14 October 2007

India's Identity Crisis In Burma

This is the United Nations speaking,
But it might as well be India

No, our dear Sisters and Brothers of the Saadh Sangat, we are not letting up on Burma.

As the time of our remembrance of what is variously called The Anti-Sikh Riots, The Delhi Pogroms and The Second Battle of Delhi approaches, it would dishonour our beloved shaheeds to turn our back on these brave people who so much need our help. Perhaps all we can do is raise a big stink. If that is the case, then raise a big stink we shall. As we say about the massacres of 1984, as was written about the Black American experience,

More on India's complicity in this horror in Burma

WHEN ARGUING for a permanent seat on the United Nations Security Council or assuring the Bush administration that India can be trusted with American nuclear technology - even though it has not signed the Nuclear Non-Proliferation Treaty - Indian officials recite the mantra that India is the world's biggest democracy. But India's shameful collaboration with the military junta in Burma that has been arresting and killing Buddhist monks and civilian protesters raises a serious question: Is India betraying its democratic values for the sake of its great-power ambitions?

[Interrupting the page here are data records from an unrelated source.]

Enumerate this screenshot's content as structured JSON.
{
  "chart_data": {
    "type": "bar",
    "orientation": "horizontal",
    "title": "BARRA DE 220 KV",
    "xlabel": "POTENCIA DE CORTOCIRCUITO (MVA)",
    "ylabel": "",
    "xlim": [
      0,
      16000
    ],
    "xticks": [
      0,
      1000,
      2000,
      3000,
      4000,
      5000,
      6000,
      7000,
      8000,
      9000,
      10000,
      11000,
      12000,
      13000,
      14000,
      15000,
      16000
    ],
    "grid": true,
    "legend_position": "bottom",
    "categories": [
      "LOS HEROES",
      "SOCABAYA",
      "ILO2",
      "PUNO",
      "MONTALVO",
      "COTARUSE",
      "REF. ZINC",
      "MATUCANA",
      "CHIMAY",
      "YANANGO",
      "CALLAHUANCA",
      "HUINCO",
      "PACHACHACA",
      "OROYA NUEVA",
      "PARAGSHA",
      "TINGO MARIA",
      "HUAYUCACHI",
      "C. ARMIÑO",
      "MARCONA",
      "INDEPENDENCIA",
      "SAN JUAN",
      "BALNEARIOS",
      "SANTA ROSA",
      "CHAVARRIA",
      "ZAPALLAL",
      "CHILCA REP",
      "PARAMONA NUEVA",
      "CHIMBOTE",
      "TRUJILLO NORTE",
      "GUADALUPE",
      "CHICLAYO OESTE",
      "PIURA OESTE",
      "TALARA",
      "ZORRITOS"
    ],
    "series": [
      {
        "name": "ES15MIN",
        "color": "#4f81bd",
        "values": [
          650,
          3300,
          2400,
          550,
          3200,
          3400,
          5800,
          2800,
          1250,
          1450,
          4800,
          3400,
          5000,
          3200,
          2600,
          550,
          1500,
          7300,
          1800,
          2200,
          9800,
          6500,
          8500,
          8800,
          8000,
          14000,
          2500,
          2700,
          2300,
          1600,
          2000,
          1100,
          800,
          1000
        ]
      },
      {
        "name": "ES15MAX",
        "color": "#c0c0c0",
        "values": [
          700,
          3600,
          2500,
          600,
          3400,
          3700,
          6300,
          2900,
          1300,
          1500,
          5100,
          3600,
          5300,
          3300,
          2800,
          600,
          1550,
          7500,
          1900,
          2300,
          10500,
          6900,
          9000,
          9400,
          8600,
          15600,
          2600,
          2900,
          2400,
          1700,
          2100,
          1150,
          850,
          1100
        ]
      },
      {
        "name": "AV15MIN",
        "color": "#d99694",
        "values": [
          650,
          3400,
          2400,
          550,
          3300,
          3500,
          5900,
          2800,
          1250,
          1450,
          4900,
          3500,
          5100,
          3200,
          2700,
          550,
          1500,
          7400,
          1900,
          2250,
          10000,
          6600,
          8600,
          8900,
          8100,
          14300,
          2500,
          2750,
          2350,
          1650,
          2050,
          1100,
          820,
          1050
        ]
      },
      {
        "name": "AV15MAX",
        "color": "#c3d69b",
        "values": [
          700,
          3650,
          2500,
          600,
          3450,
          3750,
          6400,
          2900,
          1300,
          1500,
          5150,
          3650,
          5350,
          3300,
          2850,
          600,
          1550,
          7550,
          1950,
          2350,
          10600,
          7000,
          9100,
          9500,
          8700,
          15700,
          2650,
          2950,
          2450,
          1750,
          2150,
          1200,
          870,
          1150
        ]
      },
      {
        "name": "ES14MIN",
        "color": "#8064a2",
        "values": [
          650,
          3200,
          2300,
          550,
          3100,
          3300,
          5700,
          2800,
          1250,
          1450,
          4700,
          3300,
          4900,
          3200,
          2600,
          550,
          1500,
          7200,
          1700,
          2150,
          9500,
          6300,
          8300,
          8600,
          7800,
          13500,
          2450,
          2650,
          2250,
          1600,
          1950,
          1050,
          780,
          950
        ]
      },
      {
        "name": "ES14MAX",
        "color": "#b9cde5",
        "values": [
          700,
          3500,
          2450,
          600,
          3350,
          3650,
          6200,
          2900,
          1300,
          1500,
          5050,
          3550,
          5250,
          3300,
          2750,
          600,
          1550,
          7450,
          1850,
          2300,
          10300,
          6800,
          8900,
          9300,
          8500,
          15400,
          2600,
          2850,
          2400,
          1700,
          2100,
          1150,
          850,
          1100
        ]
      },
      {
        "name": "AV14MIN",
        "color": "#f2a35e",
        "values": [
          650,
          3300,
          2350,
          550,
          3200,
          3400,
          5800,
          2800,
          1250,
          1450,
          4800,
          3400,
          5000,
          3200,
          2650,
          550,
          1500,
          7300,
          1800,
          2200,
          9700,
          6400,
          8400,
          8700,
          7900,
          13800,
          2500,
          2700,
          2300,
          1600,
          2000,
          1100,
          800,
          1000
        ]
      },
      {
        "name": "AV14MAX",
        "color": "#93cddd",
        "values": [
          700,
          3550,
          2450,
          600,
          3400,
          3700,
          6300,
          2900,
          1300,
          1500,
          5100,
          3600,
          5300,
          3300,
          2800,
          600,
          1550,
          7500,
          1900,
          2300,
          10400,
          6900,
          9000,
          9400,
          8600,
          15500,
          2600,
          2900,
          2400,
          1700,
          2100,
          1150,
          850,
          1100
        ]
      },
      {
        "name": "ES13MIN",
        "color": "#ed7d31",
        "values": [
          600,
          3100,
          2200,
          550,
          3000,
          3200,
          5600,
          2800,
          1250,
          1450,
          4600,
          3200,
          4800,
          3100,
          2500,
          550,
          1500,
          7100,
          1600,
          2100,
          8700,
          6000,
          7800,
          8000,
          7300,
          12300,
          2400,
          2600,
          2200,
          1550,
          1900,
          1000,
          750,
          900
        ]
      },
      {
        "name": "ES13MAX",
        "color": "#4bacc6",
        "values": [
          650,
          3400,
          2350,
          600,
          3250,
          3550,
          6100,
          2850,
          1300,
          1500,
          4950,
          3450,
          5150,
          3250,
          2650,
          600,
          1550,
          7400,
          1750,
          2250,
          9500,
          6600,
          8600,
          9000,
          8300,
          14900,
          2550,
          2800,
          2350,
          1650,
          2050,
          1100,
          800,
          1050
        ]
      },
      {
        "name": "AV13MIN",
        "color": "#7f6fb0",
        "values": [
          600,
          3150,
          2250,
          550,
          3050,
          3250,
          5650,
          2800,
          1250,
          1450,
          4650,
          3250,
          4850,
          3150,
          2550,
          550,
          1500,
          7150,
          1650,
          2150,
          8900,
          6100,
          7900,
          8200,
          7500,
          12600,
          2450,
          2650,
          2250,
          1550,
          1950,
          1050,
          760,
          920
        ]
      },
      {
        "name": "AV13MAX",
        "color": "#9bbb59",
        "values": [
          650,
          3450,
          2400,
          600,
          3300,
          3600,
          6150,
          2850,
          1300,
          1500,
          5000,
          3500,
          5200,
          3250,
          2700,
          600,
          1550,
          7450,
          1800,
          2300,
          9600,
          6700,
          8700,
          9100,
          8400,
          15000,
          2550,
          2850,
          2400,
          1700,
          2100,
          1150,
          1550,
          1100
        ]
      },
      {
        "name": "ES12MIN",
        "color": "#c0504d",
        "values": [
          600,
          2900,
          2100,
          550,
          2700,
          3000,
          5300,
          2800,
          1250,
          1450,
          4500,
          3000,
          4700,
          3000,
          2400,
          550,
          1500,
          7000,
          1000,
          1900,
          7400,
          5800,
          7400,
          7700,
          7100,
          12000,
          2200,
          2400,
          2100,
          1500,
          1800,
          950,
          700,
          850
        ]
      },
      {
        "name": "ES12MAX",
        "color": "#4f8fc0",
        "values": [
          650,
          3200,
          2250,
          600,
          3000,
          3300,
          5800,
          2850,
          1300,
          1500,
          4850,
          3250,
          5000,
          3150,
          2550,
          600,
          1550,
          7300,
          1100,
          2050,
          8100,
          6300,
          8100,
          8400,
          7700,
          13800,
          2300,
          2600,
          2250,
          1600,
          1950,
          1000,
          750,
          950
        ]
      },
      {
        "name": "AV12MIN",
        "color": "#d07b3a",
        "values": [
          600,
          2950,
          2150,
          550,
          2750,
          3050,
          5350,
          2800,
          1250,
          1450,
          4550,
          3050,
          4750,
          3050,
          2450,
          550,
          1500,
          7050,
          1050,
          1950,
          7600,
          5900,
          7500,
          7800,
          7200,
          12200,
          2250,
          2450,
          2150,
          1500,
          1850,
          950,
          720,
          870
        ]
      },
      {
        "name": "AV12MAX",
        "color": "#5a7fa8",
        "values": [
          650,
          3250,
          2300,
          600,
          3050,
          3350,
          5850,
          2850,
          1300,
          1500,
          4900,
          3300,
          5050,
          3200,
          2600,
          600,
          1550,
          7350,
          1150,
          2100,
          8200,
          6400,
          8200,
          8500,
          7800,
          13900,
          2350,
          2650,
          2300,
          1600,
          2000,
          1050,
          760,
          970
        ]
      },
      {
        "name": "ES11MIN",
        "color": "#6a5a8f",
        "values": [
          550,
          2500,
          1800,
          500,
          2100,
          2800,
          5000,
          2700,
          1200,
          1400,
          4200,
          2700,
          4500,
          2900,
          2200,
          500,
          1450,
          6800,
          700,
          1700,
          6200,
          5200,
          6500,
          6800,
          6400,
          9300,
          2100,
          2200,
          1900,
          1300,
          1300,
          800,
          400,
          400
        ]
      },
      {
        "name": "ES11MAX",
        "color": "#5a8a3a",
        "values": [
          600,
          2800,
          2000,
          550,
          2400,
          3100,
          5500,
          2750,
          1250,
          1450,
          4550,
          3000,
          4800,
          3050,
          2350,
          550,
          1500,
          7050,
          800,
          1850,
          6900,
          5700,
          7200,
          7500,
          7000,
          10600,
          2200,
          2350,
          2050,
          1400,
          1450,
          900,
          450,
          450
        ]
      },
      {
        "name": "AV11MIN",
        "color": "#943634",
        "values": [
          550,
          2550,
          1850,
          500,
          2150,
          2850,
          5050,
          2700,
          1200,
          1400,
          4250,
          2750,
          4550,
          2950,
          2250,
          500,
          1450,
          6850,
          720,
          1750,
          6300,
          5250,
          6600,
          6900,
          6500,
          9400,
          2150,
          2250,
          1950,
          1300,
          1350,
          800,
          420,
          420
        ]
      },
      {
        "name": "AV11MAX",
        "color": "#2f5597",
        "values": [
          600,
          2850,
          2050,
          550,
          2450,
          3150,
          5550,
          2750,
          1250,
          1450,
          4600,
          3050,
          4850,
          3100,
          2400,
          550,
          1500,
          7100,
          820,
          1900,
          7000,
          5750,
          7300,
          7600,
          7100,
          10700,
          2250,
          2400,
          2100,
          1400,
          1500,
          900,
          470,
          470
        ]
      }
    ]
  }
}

There is no mystery about the reasons for India's complicity with the Burmese generals. There are purely commercial motives, a thirst for access to Burma's oil and natural gas reserves. There's a desire to gain the junta's cooperation in crushing insurgent groups that have been crossing from Burma into India's northeast to mount guerrilla operations. But above all, India has abandoned solidarity with Nobel Peace Prize laureate Aung San Suu Kyi and her colleagues because Indian policy makers are obsessed by their strategic competition with China.

There is a tragic dimension to India's practice of realpolitik in its contest with China. Domestically, India is the antithesis of China. The communists in Beijing rule a hierarchical one-party state; India's multiparty system accommodates many disparate interests. The regime in Beijing throws reporters in jail for revealing state secrets if they publish news about high-level appointments before those promotions are officially disclosed. India boasts a diverse and cantankerous free press.

But when India sets out to compete with China in a 21st-century version of the Great Game once played by European colonialist powers, India transforms its outward appearance into a mirror image of China. In Burma, India's betrayal of its ownmost national identity has become an embarrassing spectacle.

India had once been Suu Kyi's most ardent supporter. She lived in India for several years with her late husband; her mother once served as Burma's ambassador to India. And of course Buddhism sprang from India.

But when Human Rights Watch called last week for a Security Council arms embargo on the junta, it named India along with China and Russia as "nations supplying Burma with weapons that the military uses to commit human rights abuses." Human Rights Watch described "a vast array of military hardware" India has supplied to the junta, including artillery, aircraft, tanks, and helicopters for use against minority ethnic groups in border areas and citizen protesters.

In other words, India sells some of the world's most vicious dictators weapons to kill people in Burma who yearn for democracy. This is not the behavior of a true democracy.